Similarly, in the 20th and 21st centuries, popular memory tends to erase the public funding for dams, ports and energy projects that have subsidized agricultural and urban development, the federal programs that accelerated consolidation of farming and food production, the defense spending that transformed regional economies and the municipal zoning ordinances that fragmented control over local development and service provision.
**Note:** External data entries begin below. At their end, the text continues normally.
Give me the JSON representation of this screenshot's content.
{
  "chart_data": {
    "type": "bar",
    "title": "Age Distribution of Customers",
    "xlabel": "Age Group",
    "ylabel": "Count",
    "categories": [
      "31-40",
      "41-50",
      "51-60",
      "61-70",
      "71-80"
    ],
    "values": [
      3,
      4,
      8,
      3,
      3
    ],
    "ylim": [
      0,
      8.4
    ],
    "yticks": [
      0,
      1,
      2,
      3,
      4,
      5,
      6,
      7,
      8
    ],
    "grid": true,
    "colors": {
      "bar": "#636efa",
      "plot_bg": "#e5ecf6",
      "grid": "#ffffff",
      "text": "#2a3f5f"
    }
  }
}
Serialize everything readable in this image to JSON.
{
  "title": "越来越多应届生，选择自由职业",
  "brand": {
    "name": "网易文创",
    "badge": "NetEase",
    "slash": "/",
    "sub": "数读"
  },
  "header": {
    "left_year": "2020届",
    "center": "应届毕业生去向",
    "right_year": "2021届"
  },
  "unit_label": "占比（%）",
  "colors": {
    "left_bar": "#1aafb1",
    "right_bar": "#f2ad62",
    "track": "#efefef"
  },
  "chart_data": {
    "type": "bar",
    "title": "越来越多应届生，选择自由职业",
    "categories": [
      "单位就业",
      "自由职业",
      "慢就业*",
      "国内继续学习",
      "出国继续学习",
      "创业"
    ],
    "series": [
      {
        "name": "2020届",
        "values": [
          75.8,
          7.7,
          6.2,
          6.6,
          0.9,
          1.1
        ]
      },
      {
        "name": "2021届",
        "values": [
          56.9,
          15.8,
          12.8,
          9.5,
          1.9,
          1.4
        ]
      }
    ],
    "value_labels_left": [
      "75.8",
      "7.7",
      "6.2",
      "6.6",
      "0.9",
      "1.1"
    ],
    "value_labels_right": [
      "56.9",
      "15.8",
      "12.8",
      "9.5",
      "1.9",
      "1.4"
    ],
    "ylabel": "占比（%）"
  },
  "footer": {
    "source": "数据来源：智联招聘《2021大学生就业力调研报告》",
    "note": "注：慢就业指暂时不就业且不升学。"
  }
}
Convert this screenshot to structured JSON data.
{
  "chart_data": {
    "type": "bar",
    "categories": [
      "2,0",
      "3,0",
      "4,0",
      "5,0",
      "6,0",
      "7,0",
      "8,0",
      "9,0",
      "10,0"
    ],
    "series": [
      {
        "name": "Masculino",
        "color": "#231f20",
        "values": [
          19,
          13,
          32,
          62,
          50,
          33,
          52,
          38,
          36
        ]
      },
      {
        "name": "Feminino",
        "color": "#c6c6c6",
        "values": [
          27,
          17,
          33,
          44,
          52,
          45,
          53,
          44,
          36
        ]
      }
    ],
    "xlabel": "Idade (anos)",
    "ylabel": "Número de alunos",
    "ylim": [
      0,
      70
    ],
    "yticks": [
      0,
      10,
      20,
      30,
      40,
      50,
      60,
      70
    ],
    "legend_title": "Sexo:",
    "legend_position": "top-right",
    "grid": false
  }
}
These policies have helped build modern agribusiness and the Internet, concentrate wealth and poverty geographically, and given corporations’ outsize influence over the governance of metropolitan regions.
This history undermines any attempts to draw sharp boundaries between public and private, while complicating cherished national narratives about hard work and economic well-being. Growth, innovation and distribution have never been separable from government action, which has left no corner of the American economy untouched.
It is a logical fallacy to insist that specific government interventions can disrupt the market’s normal or “natural” operations, because public power has always built our markets and set the conditions under which we live and work. Our current policy debates need to start with a recognition that our economy is — and has always been — a product of our politics.